And the interesting part of this, Jafari added, is that when the model is working well, the confidence on the physics side is going to be higher, which provides an indication of the trustworthiness of the model. “We need more work to be done on this topic,” he said, “but we are going in the direction of showing some of the confidence coming directly from the physics of the neural net.”
In closing, Jafari listed several things that still need to be done. He would like to model the different sources of noise, such as noise in the bioimpedance, and to have a better understanding of the uncertainties associated with estimating the parameters and with the hemodynamics. He would also like the PINN to be more nonrestictive—for example, to figure out how the parameters change from beat to beat.
Then, offering some takeaway messages, he said that real-time updating of the virtual representation for the digital twin is a key feature of his work. Prediction is a critical feature for digital twin applications and real-time decision support. Traditional data-driven AI models struggle with extrapolation beyond observed data and may violate physical constraints. And SciML and PINNs play a critical role, ensuring that digital twins remain trustworthy, physically consistent, and data-efficient.
Heidi Hanson, senior scientist and group lead of biostatistics and biomedical informatics at Oak Ridge National Laboratory, discussed the sources of uncertainty in indoor radon exposure estimates and what that uncertainty means for radiation epidemiology.
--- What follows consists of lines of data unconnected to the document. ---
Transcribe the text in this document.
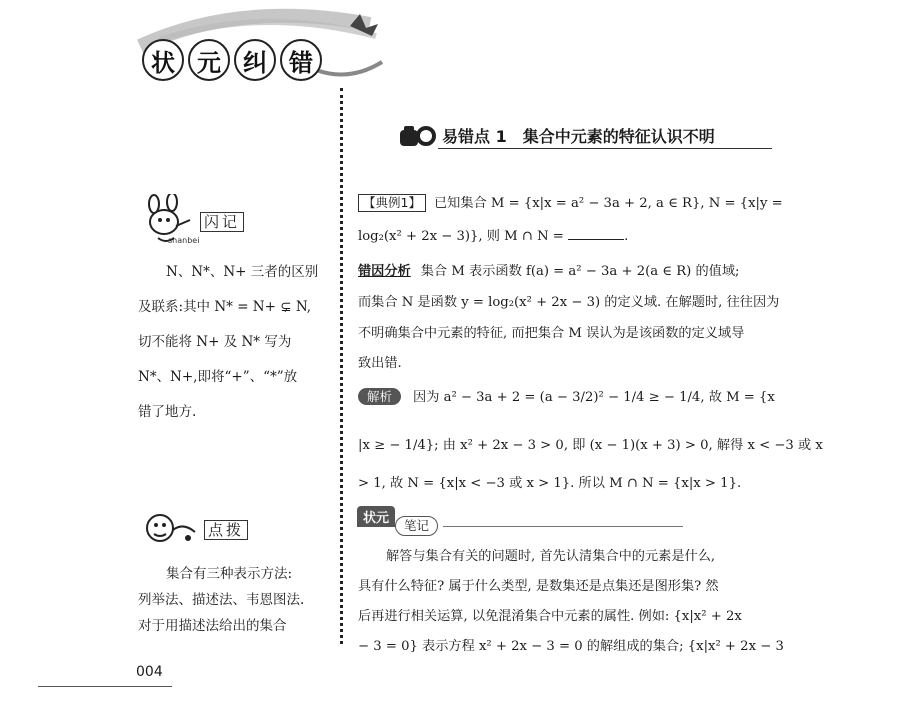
状 元 纠 错
闪记
shanbei

N、N*、N+ 三者的区别

及联系:其中 N* = N+ ⊊ N,

切不能将 N+ 及 N* 写为

N*、N+,即将“+”、“*”放

错了地方.

点拨

集合有三种表示方法:

列举法、描述法、韦恩图法.

对于用描述法给出的集合

易错点 1　集合中元素的特征认识不明
【典例1】 已知集合 M = {x|x = a² − 3a + 2, a ∈ R}, N = {x|y =
log₂(x² + 2x − 3)}, 则 M ∩ N =	.
错因分析 集合 M 表示函数 f(a) = a² − 3a + 2(a ∈ R) 的值域;
而集合 N 是函数 y = log₂(x² + 2x − 3) 的定义域. 在解题时, 往往因为
不明确集合中元素的特征, 而把集合 M 误认为是该函数的定义域导
致出错.
解析 因为 a² − 3a + 2 = (a − 3/2)² − 1/4 ≥ − 1/4, 故 M = {x
|x ≥ − 1/4}; 由 x² + 2x − 3 > 0, 即 (x − 1)(x + 3) > 0, 解得 x < −3 或 x
> 1, 故 N = {x|x < −3 或 x > 1}. 所以 M ∩ N = {x|x > 1}.
状元	笔记
解答与集合有关的问题时, 首先认清集合中的元素是什么,
具有什么特征? 属于什么类型, 是数集还是点集还是图形集? 然
后再进行相关运算, 以免混淆集合中元素的属性. 例如: {x|x² + 2x
− 3 = 0} 表示方程 x² + 2x − 3 = 0 的解组成的集合; {x|x² + 2x − 3
004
As context, she said that radon exposure is the second leading cause of lung cancer in the United States, but it is not factored into any recommendations for patients to undergo screening, in large part because it is so hard to measure exposure to radon.
In particular, she said, her focus would be on the data used to estimate indoor radon exposure as well as on feature engineering and how that might affect exposure estimates. Currently, she said, radon estimates are based mainly on the location of people’s residences since much of an individual’s radon exposure comes from radon gas leaking up from the ground into houses, with basements being the places with greatest radon levels. However, Hanson noted, information on radon levels within homes is not available across the entire United States, so developing models for estimating this residential exposure is necessary. Unfortunately, such models are based on data with a lot of error. “So, yes, I can do very cool things,” she said. “I can do machine learning algorithms [and] I can get awesome answers, but are those awesome answers right?”
Hanson talked about two different datasets. One has point-level data for approximately 60,000 residences in the state of Utah. All of the measures are pre-mitigation—that is, before anything was done to lessen the amount of radon in the home—and they were all taken from the basement or bottom level. For this dataset, the data are considered point-level because the actual address where each test was taken is available.
The second dataset contains individual-level estimates with zip code for approximately 720,000 residents of Pennsylvania. These data are also pre-mitigation and taken from the basement or bottom level of a home. The
main difference from the Utah dataset is that while the individual readings were taken from homes, only the zip codes are available (not the addresses for those homes). The fact that the exact point locations are not available leads to problems, Hanson said.
Several factors can lead to uncertainties in the modeling of radon exposure, Hanson said, including such familiar factors as temporal variation, spatial variation, and measurement variation. But, she continued, she focused on the choices that are made in geoprocessing the data for a model and how those choices lead to uncertainty as well.
In creating a prediction model, Hanson explained, one needs to use various sorts of data, such as soil concentrations of radon, information about housing characteristics, information about the water table, elevation, and so on. Unfortunately, she said, these data come in many different shapes and sizes: “So I have a really big problem stacking different polygons—not everything comes into the point location.” To deal with that, people generally aggregate up to the lowest common unit. For instance, since the exposure estimates in Pennsylvania are available only at the zip code level, she would take all of the more detailed information and aggregate it to the zip code.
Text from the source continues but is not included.